Anyway, I would like to go back to share one more great way Buffy is a future classic. Classics will address permanent and universal human concerns. There are many great ways Buffy the Vampire Slayer does this throughout its’ 7 seasons. The big one is mortality. Big surprise a show about the undead dives deep into death. Let's go back to season 1.
In season 1 of Buffy the Vampire Slayer, there is the aforementioned prophecy that the title character will face the main villain of the season. This prophecy reveals that the sixteen-year-old highschooler will die facing this monster. The lead up to the big season finale battle is Buffy finding this out and deciding to go to prom instead of dying. Even so she decides to face death, and indeed she does die. She is bitten by the big bad and drowned. However, friends come just in time to revive her after her heart stops for two minutes. This dives deep into Buffy’s feelings and human psychology all under the veil of drama. This is just a glimpse of the way this show teaches us about how life comes to an end.
Later on, in season five, Buffy’s beloved mother Joyce passes away. You would assume this to be by supernatural cause, but no. Joyce battles a brain tumor which is successfully removed in surgery. Weeks later, due to complications, she passes away on the couch at home while Buffy is elsewhere and Buffy’s kid sister, fifteen year old Dawn, is at school.
Unfortunately, Joyce does not come back to life. The camera slows, we as the audience experience Buffy discovering the body, in shock trying to wake her mother up, crack a rib trying to resuscitate Joyce, throwing up in a haze, calling 911, and calling her father figure adult friend Giles, even going to school to tell her little sister the bad news.

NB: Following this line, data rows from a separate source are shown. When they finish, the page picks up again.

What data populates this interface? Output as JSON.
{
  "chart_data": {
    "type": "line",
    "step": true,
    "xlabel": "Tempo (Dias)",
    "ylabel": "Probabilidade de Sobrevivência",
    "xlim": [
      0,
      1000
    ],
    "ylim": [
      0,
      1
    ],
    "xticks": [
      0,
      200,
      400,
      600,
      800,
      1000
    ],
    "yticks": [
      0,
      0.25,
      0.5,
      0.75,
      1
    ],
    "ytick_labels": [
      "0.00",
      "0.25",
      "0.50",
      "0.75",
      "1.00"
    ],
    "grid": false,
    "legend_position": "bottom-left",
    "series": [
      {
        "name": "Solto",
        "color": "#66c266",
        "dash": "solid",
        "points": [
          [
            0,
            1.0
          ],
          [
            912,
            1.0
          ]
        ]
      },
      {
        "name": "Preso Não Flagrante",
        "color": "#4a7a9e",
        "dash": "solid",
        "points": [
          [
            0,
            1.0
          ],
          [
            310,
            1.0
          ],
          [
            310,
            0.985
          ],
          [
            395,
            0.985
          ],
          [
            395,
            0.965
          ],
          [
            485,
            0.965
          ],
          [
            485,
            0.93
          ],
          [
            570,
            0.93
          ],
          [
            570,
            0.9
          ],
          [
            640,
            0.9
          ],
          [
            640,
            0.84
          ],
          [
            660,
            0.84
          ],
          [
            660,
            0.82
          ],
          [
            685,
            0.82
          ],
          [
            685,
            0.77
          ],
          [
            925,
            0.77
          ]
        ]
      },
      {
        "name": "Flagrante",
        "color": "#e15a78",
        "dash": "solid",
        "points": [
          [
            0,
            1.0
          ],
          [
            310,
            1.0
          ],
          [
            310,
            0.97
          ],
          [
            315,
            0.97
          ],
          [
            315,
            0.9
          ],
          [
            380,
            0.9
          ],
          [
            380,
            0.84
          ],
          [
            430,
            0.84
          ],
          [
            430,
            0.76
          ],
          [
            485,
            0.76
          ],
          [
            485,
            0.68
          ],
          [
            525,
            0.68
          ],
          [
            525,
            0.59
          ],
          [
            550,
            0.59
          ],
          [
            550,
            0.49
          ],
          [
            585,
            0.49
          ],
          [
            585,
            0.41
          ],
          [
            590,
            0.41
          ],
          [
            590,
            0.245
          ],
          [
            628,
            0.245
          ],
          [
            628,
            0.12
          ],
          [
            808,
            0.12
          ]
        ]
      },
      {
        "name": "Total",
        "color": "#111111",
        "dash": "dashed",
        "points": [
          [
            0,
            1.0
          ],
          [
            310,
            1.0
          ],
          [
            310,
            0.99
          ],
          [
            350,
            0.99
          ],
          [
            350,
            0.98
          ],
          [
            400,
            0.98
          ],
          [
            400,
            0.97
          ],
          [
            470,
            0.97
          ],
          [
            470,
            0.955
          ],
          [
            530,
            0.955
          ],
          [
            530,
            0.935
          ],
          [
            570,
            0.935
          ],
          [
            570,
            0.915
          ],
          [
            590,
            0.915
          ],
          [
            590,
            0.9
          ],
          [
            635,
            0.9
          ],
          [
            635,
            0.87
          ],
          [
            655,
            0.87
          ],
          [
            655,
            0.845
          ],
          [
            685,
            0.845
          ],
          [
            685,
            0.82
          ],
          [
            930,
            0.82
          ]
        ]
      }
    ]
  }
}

Buffy now must face preparing a funeral, trying to pay all the bills, parent her sister, mourn her mother, and all while being a Slayer, which unfortunately does not come with a paycheck.
In another episode later on down the line, Buffy experiences monster poisoning making her question reality. She has episodes where she believes herself to be in what seems like our reality, where the fictional town she lives in doesn’t exist, her little sister and all her friends are made up, and all this time she thought she was a slayer she has actually been a schizophrenic in a psych ward, and her father and mother are both alive, a happy couple, even though she believed them to be divorced. Buffy almost kills her friends, believing her counselor that they aren’t real and only keeping her from getting better. However, she tells her mother goodbye and goes back to her fictional town and saves her friends by the end of the episode. She almost killed her friends for a chance at normality, a life where she doesn't have to risk her own, and her family is small and happy. By the end of the episode, the audience is still left wondering if Buffy is actually in a psych ward under psychosis, or if this was just monster poisoning.
Even later, Buffy’s friend Willow, who is a witch, goes through watching her girlfriend Tara being shot. She deals with it by going bad and killing everyone responsible. Still not being able to deal with her loss, she decided to end the world. She only snaps out of it when her and Buffy’s mutual best friend gives her a hug while telling Willow “I love you” over and over again.
Finally, at the end of it all, Buffy’s now lover, Spike, the vampire with a character arc and English accent, sacrifices himself in front of Buffy as they cry. For the first time, she tells him “I love you” before he dies to save the world. Buffy has broken the laws of the universe by letting any and all potential slayers become a slayer. The burden of saving the world and dying young doing it, is gone, as so many are capable and ready for the job.
All this to explain, the audience can connect, grieve, love, and hate, while watching this very dramatized show. Just another reason, Buffy the Vampire Slayer is a future classic.